Obesity has emerged as a risk factor for human and angiotensin II (AngII)-induced abdominal aortic aneurysms (AAA). Obesity is highly prevalent in Veterans; the Veteran population also has high prevalence of other risk factors for AAAs (male sex, smoking, hypertension). To date, no single therapy has proven effective to blunt progressive growth of AAAs, likely due to diverse etiologies underlying AAAs in the human population. Thus, therapies must be individualized to target the relevant risk factor(s), such as obesity and its mechanisms, to effectively ameliorate AAA initiation and progression. We previously reported that obesity promotes AngII-induced AAAs in mice through inflammation in the perivascular adipose tissue. We now have preliminary data demonstrating that whole body deficiency of serum amyloid A (SAA) profoundly reduces AngII-induced AAAs in the setting of obesity. Moreover, our recently published data demonstrate that SAA stimulates macrophage secretion of IL-1β, an inflammatory cytokine implicated in both human and AngII- induced AAAs. In obese subjects, adipocytes become a predominate source of local and systemic SAA. We propose that AngII, periaortic fat and SAA come together in the setting of obesity to create a pro-inflammatory environment immediately adjacent to the abdominal aorta which leads to AAA initiation and expansion. The central hypothesis of this proposal is in the setting of obesity, adipocyte-derived SAA activates the NLRP3 inflammasome in macrophages to promote AAA development in obesity. Aim 1 will test the hypothesis that adipocyte-derived SAA is central in creating the pro-inflammatory environment that promotes AngII-induced AAA formation in obesity. In Aim 2, we will test the hypothesis that adipocyte-derived SAA promotes obesity- induced AAA by activating the NLRP3 inflammasome in macrophages. We have unique mouse models of SAA deficiency as well as transgenic mice with tissue-specific SAA-overexpression in which we can overexpress SAA only in liver or only in fat. We will employ translational therapeutic approaches to prevent the formation and progression of AngII-induced AAAs in obesity. The impact of these studies is that we will identify SAA and periaortic fat burden as biomarkers and risk factors for AAA development and progression in the obese population which may identify precision-targeted AAA therapeutics.
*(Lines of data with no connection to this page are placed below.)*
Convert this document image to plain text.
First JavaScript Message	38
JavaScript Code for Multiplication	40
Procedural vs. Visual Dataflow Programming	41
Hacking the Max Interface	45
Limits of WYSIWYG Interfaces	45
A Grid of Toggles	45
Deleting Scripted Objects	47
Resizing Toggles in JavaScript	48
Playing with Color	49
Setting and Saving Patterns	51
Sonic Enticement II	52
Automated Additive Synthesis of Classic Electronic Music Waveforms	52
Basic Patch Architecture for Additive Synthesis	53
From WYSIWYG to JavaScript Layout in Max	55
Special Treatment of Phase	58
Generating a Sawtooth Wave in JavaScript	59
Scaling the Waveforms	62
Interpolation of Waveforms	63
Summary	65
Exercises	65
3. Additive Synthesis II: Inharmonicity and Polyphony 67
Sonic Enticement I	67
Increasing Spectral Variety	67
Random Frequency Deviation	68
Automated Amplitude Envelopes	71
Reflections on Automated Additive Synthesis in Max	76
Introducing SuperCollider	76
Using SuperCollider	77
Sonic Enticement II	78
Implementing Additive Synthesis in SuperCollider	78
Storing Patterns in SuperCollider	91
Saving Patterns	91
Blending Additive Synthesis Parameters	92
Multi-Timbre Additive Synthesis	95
肥胖已成为人类和血管紧张素II（AngII）诱导的腹主动脉瘤的危险因素 动脉瘤（AAA）。肥胖在退伍军人中非常普遍;退伍军人人群也有很高的患病率， AAA的其他风险因素（男性、吸烟、高血压）。迄今为止，没有单一疗法被证明有效 抑制AAA的进行性生长，可能是由于人群中AAA的病因不同。 因此，治疗必须个体化，以针对相关的风险因素，如肥胖及其 机制，以有效改善AAA的发生和进展。我们之前报道过肥胖 通过血管周围脂肪组织的炎症促进小鼠中AngII诱导的AAA。我们现在有 初步数据表明，全身缺乏血清淀粉样蛋白A（SAA）， AngII诱导的AAAs在肥胖症中的作用此外，我们最近公布的数据表明，SAA 刺激巨噬细胞分泌IL-1β，IL-1 β是一种与人和AngII-2相关的炎性细胞因子， 诱导AAAs。在肥胖受试者中，脂肪细胞成为局部和全身SAA的主要来源。我们 我认为血管紧张素II，主动脉周围脂肪和SAA在肥胖的情况下一起产生促炎性反应， 腹主动脉周围的环境，导致AAA开始和扩张。的 该建议的中心假设是在肥胖的情况下，脂肪细胞衍生的SAA激活NLRP 3 巨噬细胞中的炎性小体促进肥胖症中AAA的发展。目标1将检验以下假设： 脂肪细胞来源的SAA是创造促炎环境的核心，促炎环境促进AngII诱导的 肥胖症中AAA的形成。在目标2中，我们将检验脂肪细胞衍生的SAA促进肥胖的假设- 通过激活巨噬细胞中的NLRP 3炎性体诱导AAA。我们有独特的SAA小鼠模型 缺陷以及具有组织特异性SAA过表达的转基因小鼠， SAA仅存在于肝脏或脂肪中。我们将采用转化治疗方法来防止 和肥胖症中血管紧张素II诱导的AAAs的进展。这些研究的影响是，我们将确定SAA和 主动脉周围脂肪负荷作为肥胖患者AAA发生和进展的生物标志物和风险因素 可以识别精确靶向AAA治疗的人群。